WoW's Difficulty Pacing problem

I’m probably going to get down voted to death for this, but it’s worth the shot.

The Difficulty pacing problem in World of Warcraft is quite… interesting to say the least.

For the entire leveling experience (1-70), most of the content you can do is trivial, you can’t die, wiping in leveling dungeons is pretty much implausible. The enemies in the questing zones don’t really offer any challenge nor teach you the importance of using Crowd Control, interrupts or defensives at all, because you don’t really need them.

Mechanics for dungeon bosses are reduced considerably in Normal & Heroic modes, and all of the trash mechanics are basically irrelevant to keep track off in these difficulties because everything dies so fast. In LFR, even if the raid group fails mechanics pretty hard, every single wipe gives you a stack of ‘determination’, so, eventually, even the worst of groups will ‘brute force’ their way through the content.

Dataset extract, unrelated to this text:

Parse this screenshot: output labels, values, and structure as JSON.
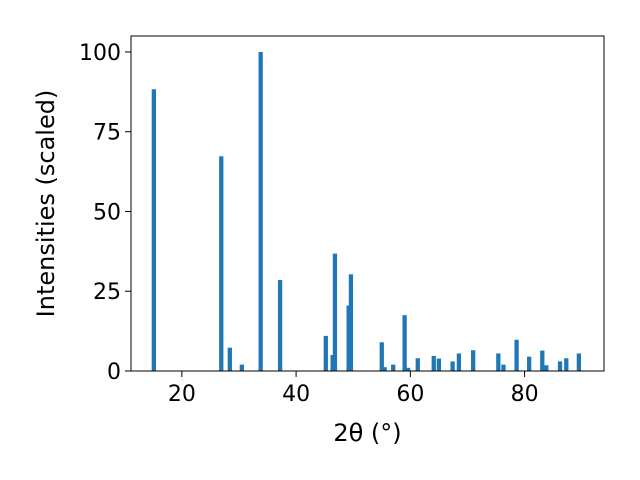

Then suddenly, at M+ 10 keys, using crowd control matters, interrupting mobs and bosses is actually required to succeed, standing in the “fire” means that you die, and not using your defensives usually makes you feel like a wet noodle. Basically, how you fundamentally play and interact with the game changes drastically once you enter 10+ keys.

I think this is a problem, because the game doesn’t fundamentally let you fail up until you are 10+ key levels deep into M+. The game shouldn’t be afraid of letting you fail nor teach you through gameplay the fundamentals of wow.

Any thoughts?

3 Likes

Yeah, that’s true. I mean, the game never prepares players for getting into M+ at all. Then the players that do M+ don’t want to help new players learn as Keys are timed. So, if you don’t automatically know what you’re doing then you’ll get kicked or they’ll abandon your key.

2 Likes

I 100% agree. They should reverse the death strike nerfs in PvP and remove a lot of the PvP modifiers that Death Knights have in general leading to a more balanced PvP experience.

2 Likes

The solution is a training room or firing range, like other games have. A space where you can test your abilities out on npcs. With selectable buffs and debuffs. The biggest problem with difficulty is that ruining keys is literally just baked into the experience. The way for a new player to “practice” is to literally just do the content, hope it isn’t so bad that you’re not entirely put off by the experience, and then do it all over again.

I kinda disagree.

This is how M+ is supposed to work. It’s an infinitely scaling system and the mechanics are always the same (barring affixes). There will logically come a point where the difficultly of the dungeon supersedes your knowledge and skills.

If you go from a fresh 70 to +10’s then, yeah, you might have a problem, but in that case you’re circumventing the natural difficulty progression.

I mean.

There’s a way to make leveling teach you these things while not particularly making it a slog to get through. It just requires effort and proper tuning, both of which Blizzard will never do for something like leveling.

They will never make Heroics require thought because they think a group of randoms are too stupid to know how interrupts work. This trickles down into players also believing themselves and others are too stupid to know how interrupts work and thus Heroics are kind of a weird worthless place where they are no better than Normal dungeons, so by the time they start doing M+ they are just going to fail upwards until the scaling reaches a point where they now have to learn how to play their class properly.

Tl;Dr: Blizzard thinks the player base is stupid and nobody (be it devs or players) really care enough to prove them wrong.